The Association of Female Lawyers of Liberia (AFELL) says the government’s action to probe into the sex abuse and rape of 10 girls at the More Than Me Academy is belated.
“The Association of Female Lawyers of Liberia welcomes the Government of Liberia’s action to launch an investigation into the rape scandal, but the action is belated,” AFELL president, Atty. Vivian D. Neal, said.
In a statement under the signature of Atty. Neal, AFELL said it has learned, with grave concern, of the alleged sexual assault and abuse of over 10 young girls of the More Than Me Academy some four years ago. She said AFELL looks forward to the outcome of the belated investigation and hopes that anyone found culpable will be made to face the full weight of the law.
Meanwhile, the joint Ministerial Committee set up by President George Weah to probe the scandal and which is headed by Gender Minister Piso Saydee-Tarr, over the weekend, provided updates on the government’s investigation of the case and noted that the primary concern of the investigative committee is the well-being of the girls.
She said the committee is collecting data from MTM Academy on the care given to the rape survivors and making in-depth engagement with the girls to avoid future stigma.
Minister Saydee-Tarr said the committee plans to interrogate all MTM employees and also subpoena all those who were interviewed in the documentary to appear before the investigative team. Because most of those interviewed for the documentary live in both the U.S. and Liberia, and collaboration with American authorities would likely be necessary for this to happen, she said.

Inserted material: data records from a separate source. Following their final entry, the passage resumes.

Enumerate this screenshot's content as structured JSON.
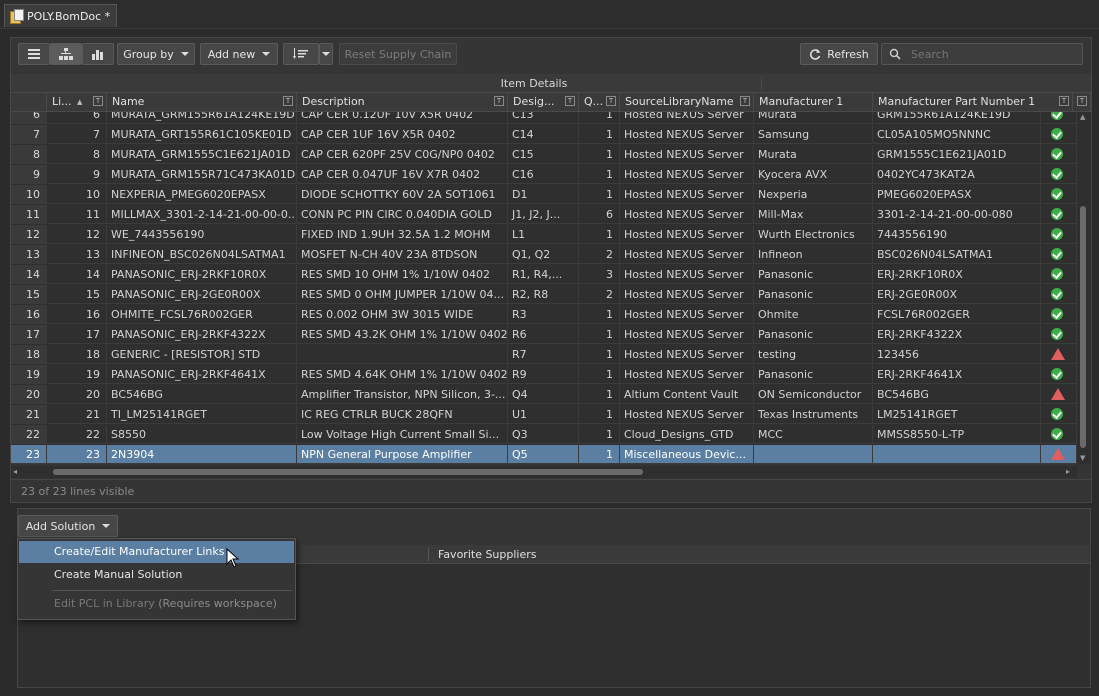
{
  "tab": {
    "title": "POLY.BomDoc *"
  },
  "toolbar": {
    "group_by": "Group by",
    "add_new": "Add new",
    "reset_supply_chain": "Reset Supply Chain",
    "refresh": "Refresh",
    "search_placeholder": "Search"
  },
  "grid": {
    "group_header": "Item Details",
    "columns": [
      "Li...",
      "Name",
      "Description",
      "Desig...",
      "Q...",
      "SourceLibraryName",
      "Manufacturer 1",
      "Manufacturer Part Number 1"
    ],
    "rows": [
      {
        "rn": "6",
        "line": "6",
        "name": "MURATA_GRM155R61A124KE19D",
        "desc": "CAP CER 0.12UF 10V X5R 0402",
        "des": "C13",
        "qty": "1",
        "src": "Hosted NEXUS Server",
        "mfr": "Murata",
        "mpn": "GRM155R61A124KE19D",
        "status": "ok"
      },
      {
        "rn": "7",
        "line": "7",
        "name": "MURATA_GRT155R61C105KE01D",
        "desc": "CAP CER 1UF 16V X5R 0402",
        "des": "C14",
        "qty": "1",
        "src": "Hosted NEXUS Server",
        "mfr": "Samsung",
        "mpn": "CL05A105MO5NNNC",
        "status": "ok"
      },
      {
        "rn": "8",
        "line": "8",
        "name": "MURATA_GRM1555C1E621JA01D",
        "desc": "CAP CER 620PF 25V C0G/NP0 0402",
        "des": "C15",
        "qty": "1",
        "src": "Hosted NEXUS Server",
        "mfr": "Murata",
        "mpn": "GRM1555C1E621JA01D",
        "status": "ok"
      },
      {
        "rn": "9",
        "line": "9",
        "name": "MURATA_GRM155R71C473KA01D",
        "desc": "CAP CER 0.047UF 16V X7R 0402",
        "des": "C16",
        "qty": "1",
        "src": "Hosted NEXUS Server",
        "mfr": "Kyocera AVX",
        "mpn": "0402YC473KAT2A",
        "status": "ok"
      },
      {
        "rn": "10",
        "line": "10",
        "name": "NEXPERIA_PMEG6020EPASX",
        "desc": "DIODE SCHOTTKY 60V 2A SOT1061",
        "des": "D1",
        "qty": "1",
        "src": "Hosted NEXUS Server",
        "mfr": "Nexperia",
        "mpn": "PMEG6020EPASX",
        "status": "ok"
      },
      {
        "rn": "11",
        "line": "11",
        "name": "MILLMAX_3301-2-14-21-00-00-0...",
        "desc": "CONN PC PIN CIRC 0.040DIA GOLD",
        "des": "J1, J2, J...",
        "qty": "6",
        "src": "Hosted NEXUS Server",
        "mfr": "Mill-Max",
        "mpn": "3301-2-14-21-00-00-080",
        "status": "ok"
      },
      {
        "rn": "12",
        "line": "12",
        "name": "WE_7443556190",
        "desc": "FIXED IND 1.9UH 32.5A 1.2 MOHM",
        "des": "L1",
        "qty": "1",
        "src": "Hosted NEXUS Server",
        "mfr": "Wurth Electronics",
        "mpn": "7443556190",
        "status": "ok"
      },
      {
        "rn": "13",
        "line": "13",
        "name": "INFINEON_BSC026N04LSATMA1",
        "desc": "MOSFET N-CH 40V 23A 8TDSON",
        "des": "Q1, Q2",
        "qty": "2",
        "src": "Hosted NEXUS Server",
        "mfr": "Infineon",
        "mpn": "BSC026N04LSATMA1",
        "status": "ok"
      },
      {
        "rn": "14",
        "line": "14",
        "name": "PANASONIC_ERJ-2RKF10R0X",
        "desc": "RES SMD 10 OHM 1% 1/10W 0402",
        "des": "R1, R4,...",
        "qty": "3",
        "src": "Hosted NEXUS Server",
        "mfr": "Panasonic",
        "mpn": "ERJ-2RKF10R0X",
        "status": "ok"
      },
      {
        "rn": "15",
        "line": "15",
        "name": "PANASONIC_ERJ-2GE0R00X",
        "desc": "RES SMD 0 OHM JUMPER 1/10W 04...",
        "des": "R2, R8",
        "qty": "2",
        "src": "Hosted NEXUS Server",
        "mfr": "Panasonic",
        "mpn": "ERJ-2GE0R00X",
        "status": "ok"
      },
      {
        "rn": "16",
        "line": "16",
        "name": "OHMITE_FCSL76R002GER",
        "desc": "RES 0.002 OHM 3W 3015 WIDE",
        "des": "R3",
        "qty": "1",
        "src": "Hosted NEXUS Server",
        "mfr": "Ohmite",
        "mpn": "FCSL76R002GER",
        "status": "ok"
      },
      {
        "rn": "17",
        "line": "17",
        "name": "PANASONIC_ERJ-2RKF4322X",
        "desc": "RES SMD 43.2K OHM 1% 1/10W 0402",
        "des": "R6",
        "qty": "1",
        "src": "Hosted NEXUS Server",
        "mfr": "Panasonic",
        "mpn": "ERJ-2RKF4322X",
        "status": "ok"
      },
      {
        "rn": "18",
        "line": "18",
        "name": "GENERIC - [RESISTOR] STD",
        "desc": "",
        "des": "R7",
        "qty": "1",
        "src": "Hosted NEXUS Server",
        "mfr": "testing",
        "mpn": "123456",
        "status": "warn"
      },
      {
        "rn": "19",
        "line": "19",
        "name": "PANASONIC_ERJ-2RKF4641X",
        "desc": "RES SMD 4.64K OHM 1% 1/10W 0402",
        "des": "R9",
        "qty": "1",
        "src": "Hosted NEXUS Server",
        "mfr": "Panasonic",
        "mpn": "ERJ-2RKF4641X",
        "status": "ok"
      },
      {
        "rn": "20",
        "line": "20",
        "name": "BC546BG",
        "desc": "Amplifier Transistor, NPN Silicon, 3-...",
        "des": "Q4",
        "qty": "1",
        "src": "Altium Content Vault",
        "mfr": "ON Semiconductor",
        "mpn": "BC546BG",
        "status": "warn"
      },
      {
        "rn": "21",
        "line": "21",
        "name": "TI_LM25141RGET",
        "desc": "IC REG CTRLR BUCK 28QFN",
        "des": "U1",
        "qty": "1",
        "src": "Hosted NEXUS Server",
        "mfr": "Texas Instruments",
        "mpn": "LM25141RGET",
        "status": "ok"
      },
      {
        "rn": "22",
        "line": "22",
        "name": "S8550",
        "desc": "Low Voltage High Current Small Si...",
        "des": "Q3",
        "qty": "1",
        "src": "Cloud_Designs_GTD",
        "mfr": "MCC",
        "mpn": "MMSS8550-L-TP",
        "status": "ok"
      },
      {
        "rn": "23",
        "line": "23",
        "name": "2N3904",
        "desc": "NPN General Purpose Amplifier",
        "des": "Q5",
        "qty": "1",
        "src": "Miscellaneous Devic...",
        "mfr": "",
        "mpn": "",
        "status": "warn",
        "selected": true
      }
    ],
    "status_text": "23 of 23 lines visible"
  },
  "lower": {
    "add_solution": "Add Solution",
    "favorite_suppliers": "Favorite Suppliers"
  },
  "menu": {
    "item1": "Create/Edit Manufacturer Links",
    "item2": "Create Manual Solution",
    "item3": "Edit PCL in Library",
    "item3_note": "(Requires workspace)"
  },
  "colors": {
    "accent": "#5b7fa3",
    "ok": "#3fae49",
    "warn": "#e06060"
  }
}
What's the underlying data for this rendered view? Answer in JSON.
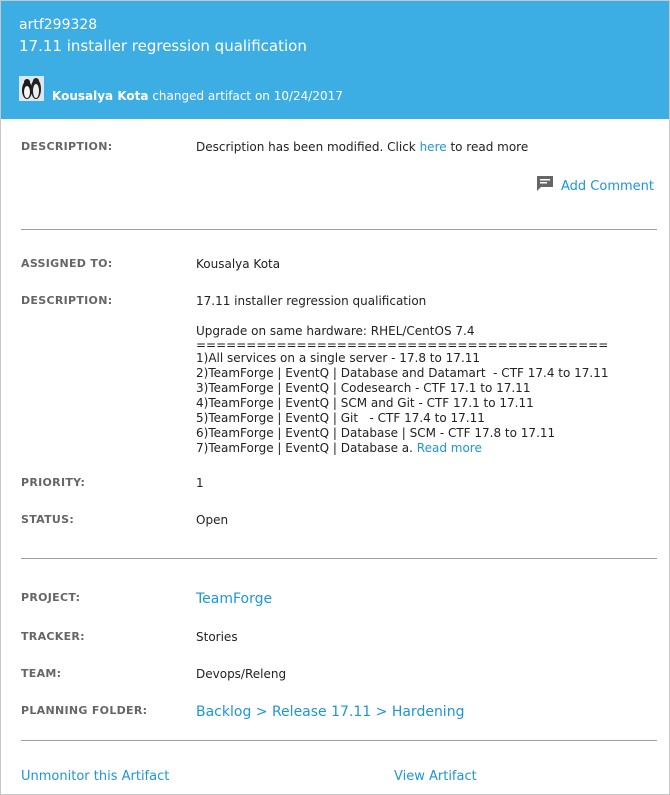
{
  "header": {
    "artifact_id": "artf299328",
    "title": "17.11 installer regression qualification",
    "user": "Kousalya Kota",
    "action": "changed artifact on 10/24/2017"
  },
  "change": {
    "label": "DESCRIPTION:",
    "text_before": "Description has been modified. Click ",
    "link": "here",
    "text_after": " to read more"
  },
  "add_comment": {
    "label": "Add Comment",
    "icon": "comment-icon"
  },
  "fields": {
    "assigned_to": {
      "label": "ASSIGNED TO:",
      "value": "Kousalya Kota"
    },
    "description": {
      "label": "DESCRIPTION:",
      "lines": [
        "17.11 installer regression qualification",
        "",
        "Upgrade on same hardware: RHEL/CentOS 7.4",
        "=========================================",
        "1)All services on a single server - 17.8 to 17.11",
        "2)TeamForge | EventQ | Database and Datamart  - CTF 17.4 to 17.11",
        "3)TeamForge | EventQ | Codesearch - CTF 17.1 to 17.11",
        "4)TeamForge | EventQ | SCM and Git - CTF 17.1 to 17.11",
        "5)TeamForge | EventQ | Git   - CTF 17.4 to 17.11",
        "6)TeamForge | EventQ | Database | SCM - CTF 17.8 to 17.11"
      ],
      "last_line": "7)TeamForge | EventQ | Database a. ",
      "read_more": "Read more"
    },
    "priority": {
      "label": "PRIORITY:",
      "value": "1"
    },
    "status": {
      "label": "STATUS:",
      "value": "Open"
    },
    "project": {
      "label": "PROJECT:",
      "value": "TeamForge"
    },
    "tracker": {
      "label": "TRACKER:",
      "value": "Stories"
    },
    "team": {
      "label": "TEAM:",
      "value": "Devops/Releng"
    },
    "planning_folder": {
      "label": "PLANNING FOLDER:",
      "value": "Backlog > Release 17.11 > Hardening"
    }
  },
  "footer": {
    "unmonitor": "Unmonitor this Artifact",
    "view": "View Artifact"
  },
  "colors": {
    "header_bg": "#3daee3",
    "link": "#1e95d6",
    "label": "#666666"
  }
}
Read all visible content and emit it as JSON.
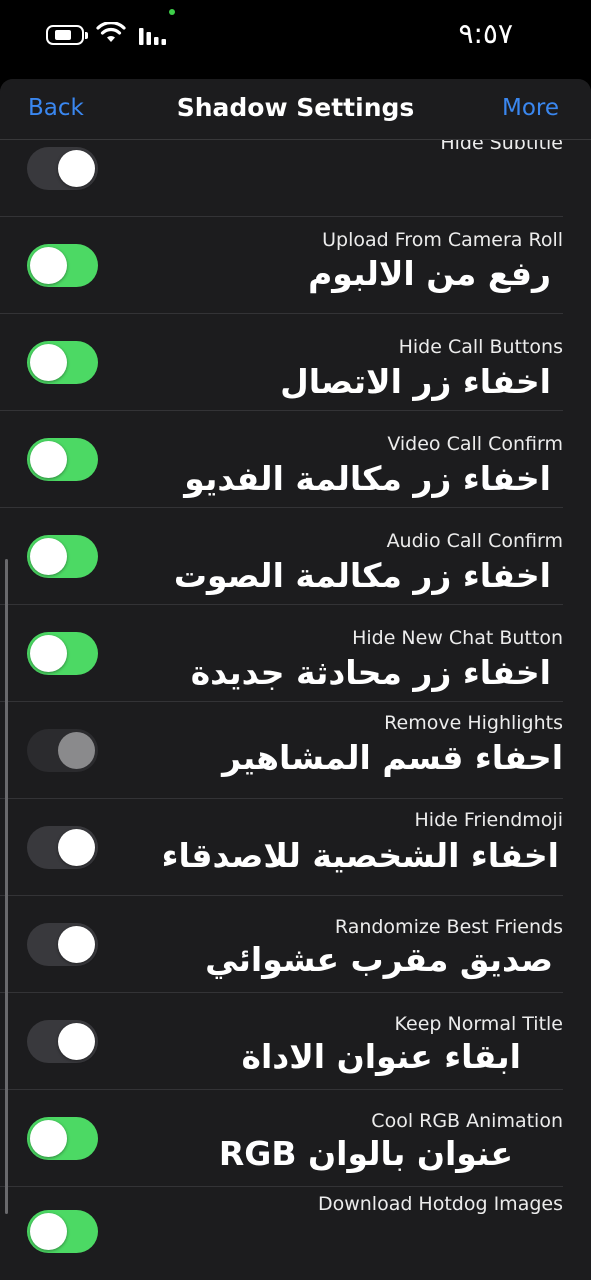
{
  "status_bar": {
    "time": "٩:٥٧",
    "icons": [
      "battery-icon",
      "wifi-icon",
      "signal-icon"
    ],
    "privacy_dot_color": "#3ecf4a"
  },
  "nav": {
    "back_label": "Back",
    "title": "Shadow Settings",
    "more_label": "More",
    "accent_color": "#3a87f0"
  },
  "colors": {
    "toggle_on": "#4cd964",
    "toggle_off": "#39393d",
    "background": "#1c1c1e"
  },
  "rows": [
    {
      "title": "Hide Subtitle",
      "subtitle_ar": "",
      "toggle": "on-off-white"
    },
    {
      "title": "Upload From Camera Roll",
      "subtitle_ar": "رفع من الالبوم",
      "toggle": "on"
    },
    {
      "title": "Hide Call Buttons",
      "subtitle_ar": "اخفاء زر الاتصال",
      "toggle": "on"
    },
    {
      "title": "Video Call Confirm",
      "subtitle_ar": "اخفاء زر مكالمة الفديو",
      "toggle": "on"
    },
    {
      "title": "Audio Call Confirm",
      "subtitle_ar": "اخفاء زر مكالمة الصوت",
      "toggle": "on"
    },
    {
      "title": "Hide New Chat Button",
      "subtitle_ar": "اخفاء زر محادثة جديدة",
      "toggle": "on"
    },
    {
      "title": "Remove Highlights",
      "subtitle_ar": "احفاء قسم المشاهير",
      "toggle": "off-disabled"
    },
    {
      "title": "Hide Friendmoji",
      "subtitle_ar": "اخفاء الشخصية للاصدقاء",
      "toggle": "off"
    },
    {
      "title": "Randomize Best Friends",
      "subtitle_ar": "صديق مقرب عشوائي",
      "toggle": "off"
    },
    {
      "title": "Keep Normal Title",
      "subtitle_ar": "ابقاء عنوان الاداة",
      "toggle": "off"
    },
    {
      "title": "Cool RGB Animation",
      "subtitle_ar": "عنوان بالوان RGB",
      "toggle": "on"
    },
    {
      "title": "Download Hotdog Images",
      "subtitle_ar": "",
      "toggle": "on"
    }
  ]
}
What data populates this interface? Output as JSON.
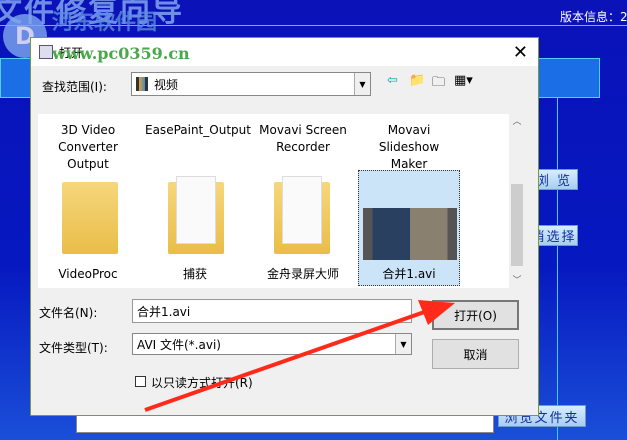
{
  "app": {
    "title": "文件修复向导",
    "version_label": "版本信息：2",
    "watermark_name": "河东软件园",
    "watermark_url": "www.pc0359.cn"
  },
  "side_buttons": [
    "浏 览",
    "消选择",
    "浏览文件夹"
  ],
  "dialog": {
    "title": "打开",
    "look_in_label": "查找范围(I):",
    "look_in_value": "视频",
    "items": [
      {
        "label": "3D Video Converter Output"
      },
      {
        "label": "EasePaint_Output"
      },
      {
        "label": "Movavi Screen Recorder"
      },
      {
        "label": "Movavi Slideshow Maker"
      },
      {
        "label": "VideoProc"
      },
      {
        "label": "捕获"
      },
      {
        "label": "金舟录屏大师"
      },
      {
        "label": "合并1.avi",
        "selected": true
      }
    ],
    "filename_label": "文件名(N):",
    "filename_value": "合并1.avi",
    "filetype_label": "文件类型(T):",
    "filetype_value": "AVI 文件(*.avi)",
    "readonly_label": "以只读方式打开(R)",
    "open_button": "打开(O)",
    "cancel_button": "取消"
  },
  "colors": {
    "accent": "#cce4f7",
    "arrow": "#ff2a1a"
  }
}
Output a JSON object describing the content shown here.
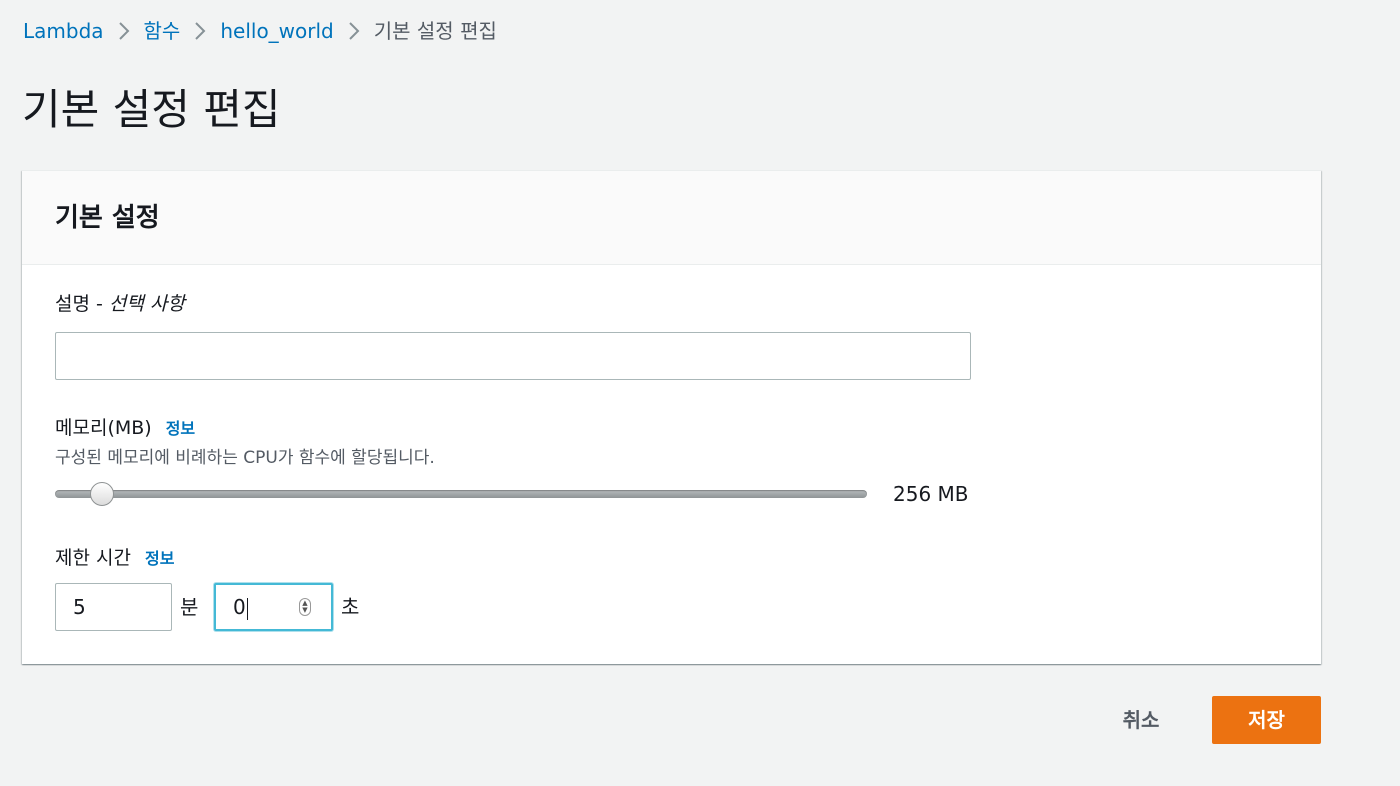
{
  "breadcrumb": {
    "items": [
      "Lambda",
      "함수",
      "hello_world",
      "기본 설정 편집"
    ]
  },
  "page": {
    "title": "기본 설정 편집"
  },
  "panel": {
    "title": "기본 설정",
    "description": {
      "label": "설명 - ",
      "optional": "선택 사항",
      "value": "",
      "placeholder": ""
    },
    "memory": {
      "label": "메모리(MB)",
      "info": "정보",
      "hint": "구성된 메모리에 비례하는 CPU가 함수에 할당됩니다.",
      "value_text": "256 MB",
      "value_mb": 256
    },
    "timeout": {
      "label": "제한 시간",
      "info": "정보",
      "minutes": "5",
      "minutes_unit": "분",
      "seconds": "0",
      "seconds_unit": "초"
    }
  },
  "actions": {
    "cancel": "취소",
    "save": "저장"
  },
  "colors": {
    "link": "#0073bb",
    "primary": "#ec7211",
    "focus": "#44b9d6"
  }
}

Addressing calls for MTM Academy to be placed under trusteeship and for the institution’s license to operate 18 government schools to be revoked, Minister Saydee-Tarr said the organization’s private school would now be placed under a financial manager that would be named later. She said the Ministry of Education has also been directed to review the teaching credentials of all teachers at the academy.
Saydee-Tarr said MTM’s involvement with the Liberia Education Advancement Program (LEAP), formerly known as Partnership Schools for Liberia, must be reduced to schools already under its supervision.
She said one of the major steps taken by the government is a request for the Liberian Advisory Board of MTM to explain the full details surrounding founder Katie Meyler’s temporary resignation as CEO.
Saydee-Tarr said the government has asked that Meyler should not have access to or view any of More Than Me Academy’s documents during the period she is away from the institution.
It may be recalled that Ms. Katie Meyler entrusted a man named Macintosh Johnson to recruit vulnerable young girls in West Point for her school, which opened in 2013.
Johnson, who later died in prison and allegedly from AIDS, was her main contact on the ground while she continued to live outside Liberia for up to 10 months a year, lobbying for funding for her organization. According to police records, Johnson repeatedly raped 10 young girls under his care at his home and on the school property.